Podía llegar a oírse el ruido producido por el choque del agua con los costados del casco, mientras la barca avanzaba lentamente por el centro del río con una parsimonia casi exasperante. Apenas podía distinguirse quién o quiénes la impulsaban, porque la densa bruma lo impedía, aunque parecía perfilarse la figura de un hombre que, presumiblemente, manejaba los remos de manera cadenciosa.
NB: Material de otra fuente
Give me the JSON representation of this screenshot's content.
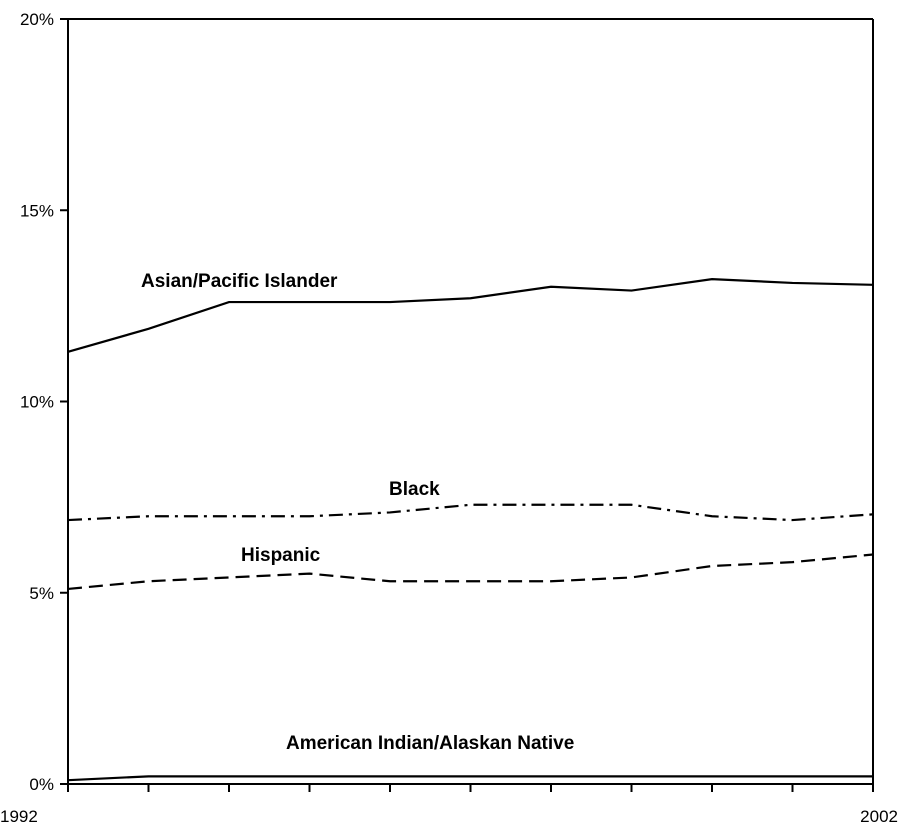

Un grupo de octogenarios, apoyados sobre la barandilla del puente, observaban atentamente. Comentaban que se trataba de un conocido barquero que volvía a Zamora, cada cierto tiempo, procedente de un lugar indefinido, situado más allá del nacimiento del Duero, aunque alguno de ellos defendiera que venía de más allá de la desembocadura. Coincidían en haberlo visto varias veces, en ocasiones aguas arriba y otras veces aguas abajo, o cruzando de un lado a otro, de la misma manera que lo soliera hacer durante muchos años, allá por la mitad del siglo pasado, cuando transportaba viajeros o alquilaba sus barcas a quienes necesitaban cruzar el río por algún lugar apartado de los puentes.

El barquero, en esta ocasión, navegaba aguas abajo, y desde su pequeña embarcación podía intuir que se encontraba frente a la zona más poblada de la ciudad. Había dejado atrás el tramo donde las espadañas de las iglesias despuntan por encima del recinto amurallado. También había pasado frente a la gran chimenea de ladrillo que pertenece a una época en la que la actividad industrial se hacía presente en la ciudad, aunque ahora formara parte de un moderno hotel.

Bajo el puente medieval, mientras la bruma seguía durmiendo sobre la superficie del río, traspasó uno de los quince arcos que lo sustentan, y le fue permitido adivinar en la distancia, aunque con cierta dificultad, el cimborrio gallonado de la Catedral.

Era aquel un día en el que, según los meteorólogos, iba a disfrutarse de un atardecer limpio y luminoso, pero la inoportuna climatología hizo que se adelantara el anochecer, ya que la niebla había bajado tanto que la luz había desaparecido. En el silencio de esa tarde oscurecida prematuramente, algunas luces desvanecidas sugerían que por allí podían encontrarse algunas de las edificaciones más características de la ciudad, por donde habían transcurrido los mejores años de aquel hombre, cuyo oficio, desafortunadamente, había desaparecido hacía ya muchos años.

Llegó el momento en el que las aceñas ubicadas en la margen derecha del río podían tocarse con la punta de los dedos, y el barquero decidió comprobar en qué situación se encontraban. Mientras el cantarín ruido del agua golpeaba los tajamares, el barquero maniobró para que la embarcación pudiera acercarse a la orilla al objeto de detenerse unos minutos. Momentos estos que aprovechó para comprobar que se habían reconstruido, con buen criterio, los antiguos mecanismos medievales que funcionaban con el simple impulso del agua.

En una de las aceñas, la que acoge el molino del grano, le esperaba un paisano, un colega que, como él, era un enamorado del río, conocedor de sus vericuetos, de las pozas, los remolinos y también de las zonas que gozan de aguas más tranquilas. Era otro barquero, que añoraba estampas del pasado. Sin apenas mediar palabra, y tras darse la mano, volvieron sus pasos hacia la barca, a la que se incorporaron dando un salto desde la orilla, como en los viejos tiempos.

A partir de ese momento, ambos ocupantes impulsaron con enorme fuerza los remos, de manera que la velocidad de la barca fue incrementándose, hasta que llegó a perderse en el horizonte, aguas abajo, pasada la curva que toma el río cuando abandona Zamora. Los dos barqueros, aunque remaban deprisa, lo hacían sin aparente esfuerzo, mientras la bruma los envolvía en un viaje misterioso.